The film was produced on the occasion of the tenth anniversary of the Munich production company Emelka (founded on January 1, 1919). Waterloo was conceived as a huge battle and history painting and, with ten nudes and 3505 meters in length, it is also enormous (for silent film conditions). In a way, the film can be seen as a continuation of the film Queen Luise , which was staged by the same director the year before .

The film was shot at Schleißheim Palace in the Isar Valley and in the Munich- Geiselgasteig studio . The film passed the film censorship on December 29, 1928 and was premiered on January 11, 1929 in two Berlin premiere theaters.

In a short scene, Blücher actor Fee also appears in his prime role as Frederick the Great - at the same time emanation and admonition of the legacy of the great Prussia - in order to give his Marshal Vorwärts another, original Prussian legitimation. CineGraph even found in its Fee biography that “Fridericus trains […] also the Blücher in Grunes WATERLOO (1928), played by Fee,”.

As in his two-part Queen Luise film, director Grune brought in the French Charles Vanel for the role of Emperor Napoleon. Blücher's most important ally in the defeat of the French Emperor also occupied Grune according to a national key: the Duke of Wellington was portrayed by the largely unknown British Humberstone Wright.

The film structures were made by Ludwig Reiber , the technical management was taken over by his brother Willy Reiber .

Reviews

The film received very different ratings, depending on the time and political position.

In the early phase of the Third Reich, Oskar Kalbus ' Vom Werden German Filmkunst' wrote: Karl Grune's “Waterloo” (1929) is a happy mixture of poetry and truth: Napoleon between Elba and St. Helena, the Congress of Vienna, the great battle through which Europe was liberated from Napoleon for the second time. This time the focus is on Blücher, portrayed by Otto Fee, historically completely real, even down to the smallest features of Marshal Vorwärts.

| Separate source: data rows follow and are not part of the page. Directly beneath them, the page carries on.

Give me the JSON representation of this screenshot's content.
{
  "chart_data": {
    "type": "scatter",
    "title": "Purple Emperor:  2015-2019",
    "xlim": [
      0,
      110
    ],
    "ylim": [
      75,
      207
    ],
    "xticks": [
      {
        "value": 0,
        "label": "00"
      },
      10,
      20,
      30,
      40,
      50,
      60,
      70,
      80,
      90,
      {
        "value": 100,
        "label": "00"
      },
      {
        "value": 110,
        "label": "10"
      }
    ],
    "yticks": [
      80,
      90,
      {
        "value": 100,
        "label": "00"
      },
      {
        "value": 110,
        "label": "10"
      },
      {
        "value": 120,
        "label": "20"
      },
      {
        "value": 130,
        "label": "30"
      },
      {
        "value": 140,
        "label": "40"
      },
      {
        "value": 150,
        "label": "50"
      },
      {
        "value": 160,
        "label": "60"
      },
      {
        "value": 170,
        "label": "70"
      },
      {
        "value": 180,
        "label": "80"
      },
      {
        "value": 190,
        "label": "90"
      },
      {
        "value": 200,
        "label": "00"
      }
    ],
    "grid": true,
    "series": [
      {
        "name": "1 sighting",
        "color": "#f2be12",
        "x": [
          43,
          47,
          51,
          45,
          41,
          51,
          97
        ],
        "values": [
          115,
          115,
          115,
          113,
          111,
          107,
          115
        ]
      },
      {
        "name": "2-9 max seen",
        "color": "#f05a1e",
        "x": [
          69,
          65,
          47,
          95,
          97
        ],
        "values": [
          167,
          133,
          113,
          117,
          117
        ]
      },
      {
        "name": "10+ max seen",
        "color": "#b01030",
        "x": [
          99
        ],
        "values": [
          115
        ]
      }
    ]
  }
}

From the point of view of the Polish nationalist Jerzy Toeplitz - Napoleon was the hope for the Poles at the beginning of the 19th century regarding the regaining of state sovereignty - the assessment of Waterloo was, as expected, completely different. In its story of the film it says in communist-ideological Terminology: "For example, Karl Grune, who created the interesting expressionist film Die Strasse in 1923, directed two historical films with revanchist tendencies: Queen Luise (1927) and Waterloo (1929), whose hero is Marshal Blücher."

In Karl Grune's CineGraph biography, both his Queen Luise two-part and his Waterloo production were described as two "luxuriously furnished historical films ", the latter "being based on Abel Gance's NAPOLEON and projecting some scenes onto a three-part screen."

Web links

Individual evidence

  1. ^ CineGraph: Otto Fee, Delivery 4, B 2, July 1985
  2. ^ Oskar Kalbus: On the becoming of German film art. 1st part: The silent film. Berlin 1935. p. 56 f.
  3. Jerzy Toeplitz: History of the Film, Volume 1 1895-1928. East Berlin 1972. p. 423.